Mais la fermeture des commerces à 18h30 ou 19h correspond-elle toujours à ce que souhaite la population? La discussion lancée par les syndicats sur le mode de consommation des Suisses doit être poursuivie. La société a changé. Le consommateur achète souvent sur Internet, à toute heure. Pour les denrées alimentaires, il est parfois livré par LeShop après les heures de fermeture officielle des magasins. Pourquoi n'aurions-nous pas des horaires d'ouverture prolongés pour tous les commerces jusqu'à 20h ou 20h30? Dans tous les domaines, les lois sont adaptées aux nouvelles exigences de la population, pourquoi devrait-il en être autrement dans la consommation?

14/08/2013

Pas le droit de parler des habitudes de consommation des Suisses?

Les habitudes de consommation changent. Quel mal y-a-t-il à décrire la réalité? Les Suisses sont nombreux – toujours plus nombreux, à vrai dire - à vouloir effectuer des achats après 18h30 ou 19h00, a constaté le surveillant des prix Stephan Meierhans dans un journal gratuit alémanique. Où est le problème? Le fait que l'on vote le 22 septembre prochain sur une ouverture non-stop des shops de stations-service situés le long des axes très fréquentés devrait-il conduire à museler Monsieur Prix sur toute question traitant du commerce en général?

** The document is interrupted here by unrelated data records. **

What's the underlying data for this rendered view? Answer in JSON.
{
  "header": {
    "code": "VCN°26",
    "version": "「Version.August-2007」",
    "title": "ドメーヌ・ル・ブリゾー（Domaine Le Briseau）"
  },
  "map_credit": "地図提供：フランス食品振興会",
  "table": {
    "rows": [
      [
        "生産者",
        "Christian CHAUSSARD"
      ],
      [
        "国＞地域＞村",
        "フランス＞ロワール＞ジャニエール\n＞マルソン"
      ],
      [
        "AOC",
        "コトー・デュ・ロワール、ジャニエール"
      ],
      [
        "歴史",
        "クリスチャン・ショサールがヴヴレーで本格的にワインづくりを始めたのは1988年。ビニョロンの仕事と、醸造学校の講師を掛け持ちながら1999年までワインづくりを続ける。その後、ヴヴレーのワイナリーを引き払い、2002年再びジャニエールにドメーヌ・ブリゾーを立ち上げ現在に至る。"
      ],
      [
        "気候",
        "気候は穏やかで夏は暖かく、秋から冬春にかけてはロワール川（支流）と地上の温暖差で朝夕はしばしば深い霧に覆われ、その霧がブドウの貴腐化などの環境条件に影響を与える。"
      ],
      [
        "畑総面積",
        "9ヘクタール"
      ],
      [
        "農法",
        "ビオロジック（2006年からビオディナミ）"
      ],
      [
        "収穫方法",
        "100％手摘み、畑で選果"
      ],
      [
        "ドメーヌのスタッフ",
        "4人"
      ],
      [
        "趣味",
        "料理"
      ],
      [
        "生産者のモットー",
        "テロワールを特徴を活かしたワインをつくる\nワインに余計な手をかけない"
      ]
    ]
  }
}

Chacun a tout de même le droit de pouvoir décrire ce qu'il constate autour de lui. Pour Stephan Meierhans, parler de commerce relève même de sa fonction première!

Censurer le Surveillant des prix serait d'autant plus incongru que la question des shops des stations-essence ne concerne absolument pas les horaires d'ouverture des magasins au sens propre. Deux douzaines de shops sont déjà ouverts 24h sur 24 en Suisse, dont un en Suisse romande. Des employés y travaillent déjà de nuit, sans toutefois pouvoir y vendre,  entre 1h et 5 h du matin, l'assortiment à disposition les 20 autres heures de la journée. Encaisser l'essence et vendre des sandwichs, oui. Mais vendre des produits de première nécessité (cosmétiques, conserves…), non. Nous votons uniquement sur la fin de cette situation grotesque, que les syndicats souhaitent perpétuer pour des motifs doctrinaux.

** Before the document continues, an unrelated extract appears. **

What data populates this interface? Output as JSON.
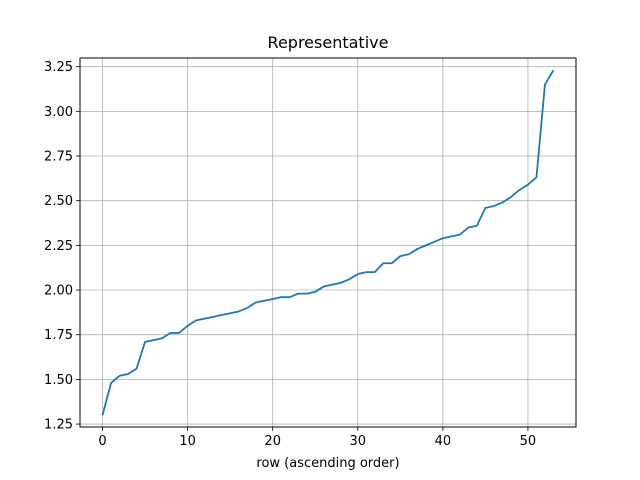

Ce dont parle Stephan Meierhans se situe largement au-delà de cette discussion. Il s'agit d'une question de société. Tout le monde admettra que notre pays est l'un de ceux où les commerces ferment particulièrement tôt. Cela surprend d'ailleurs toujours – lorsque cela ne les prend pas de court - les touristes qui visitent pour la première fois la Suisse. Le monde du commerce suisse est figé par des lois d'un autre temps. Un temps pas si lointain, c'est vrai. Mais un temps néanmoins révolu: les consommateurs ne sont pas tenus par ces règles.

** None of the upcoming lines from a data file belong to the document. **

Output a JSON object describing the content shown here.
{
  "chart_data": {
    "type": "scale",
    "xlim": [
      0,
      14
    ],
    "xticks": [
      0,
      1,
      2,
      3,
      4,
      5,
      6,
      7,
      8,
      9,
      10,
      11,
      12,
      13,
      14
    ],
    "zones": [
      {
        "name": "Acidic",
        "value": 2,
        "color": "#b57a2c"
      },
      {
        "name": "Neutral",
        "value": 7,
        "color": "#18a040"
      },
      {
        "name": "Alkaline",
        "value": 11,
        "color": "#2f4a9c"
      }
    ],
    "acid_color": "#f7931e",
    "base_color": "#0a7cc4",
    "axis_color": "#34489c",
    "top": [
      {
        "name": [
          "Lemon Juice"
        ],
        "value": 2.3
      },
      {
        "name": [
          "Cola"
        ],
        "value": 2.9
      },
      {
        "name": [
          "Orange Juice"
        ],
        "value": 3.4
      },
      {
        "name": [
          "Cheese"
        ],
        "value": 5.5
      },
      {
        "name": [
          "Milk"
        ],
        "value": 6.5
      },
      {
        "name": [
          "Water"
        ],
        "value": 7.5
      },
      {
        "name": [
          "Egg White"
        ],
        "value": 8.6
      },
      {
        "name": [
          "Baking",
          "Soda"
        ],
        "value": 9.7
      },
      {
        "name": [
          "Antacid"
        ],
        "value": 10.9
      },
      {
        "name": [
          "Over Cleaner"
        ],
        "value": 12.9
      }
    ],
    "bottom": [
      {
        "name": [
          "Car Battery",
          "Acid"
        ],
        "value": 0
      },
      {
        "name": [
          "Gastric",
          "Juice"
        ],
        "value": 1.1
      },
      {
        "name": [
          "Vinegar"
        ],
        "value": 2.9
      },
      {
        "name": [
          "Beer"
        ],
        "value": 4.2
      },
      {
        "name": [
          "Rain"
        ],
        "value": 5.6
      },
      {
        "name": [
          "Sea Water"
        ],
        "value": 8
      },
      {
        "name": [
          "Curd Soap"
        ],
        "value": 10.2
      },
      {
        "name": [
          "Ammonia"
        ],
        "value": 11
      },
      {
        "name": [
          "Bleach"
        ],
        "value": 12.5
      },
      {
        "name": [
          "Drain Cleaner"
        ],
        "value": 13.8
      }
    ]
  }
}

Ils peuvent acheter à n'importe quelle heure sur Internet, les magasins ferment plus tard en France voisine. D'ailleurs, ils ne s'en privent guère… Le tourisme d'achat a fait perdre quelque 10 milliards de francs au commerce suisse au cours des deux dernières années.

Faut-il mettre des œillères? Eduquer les consommateurs avec des rayons bâchés? Les faire rentrer dans le moule légal et syndical? Ou bien le droit doit-il s'adapter à l'évolution du mode de vie? Les Suisses auront tout loisir de répondre à ces questions ces prochaines années. Mais avec les shops, encore une fois, nous ne parlons pas de cela. Juste d'une aberration.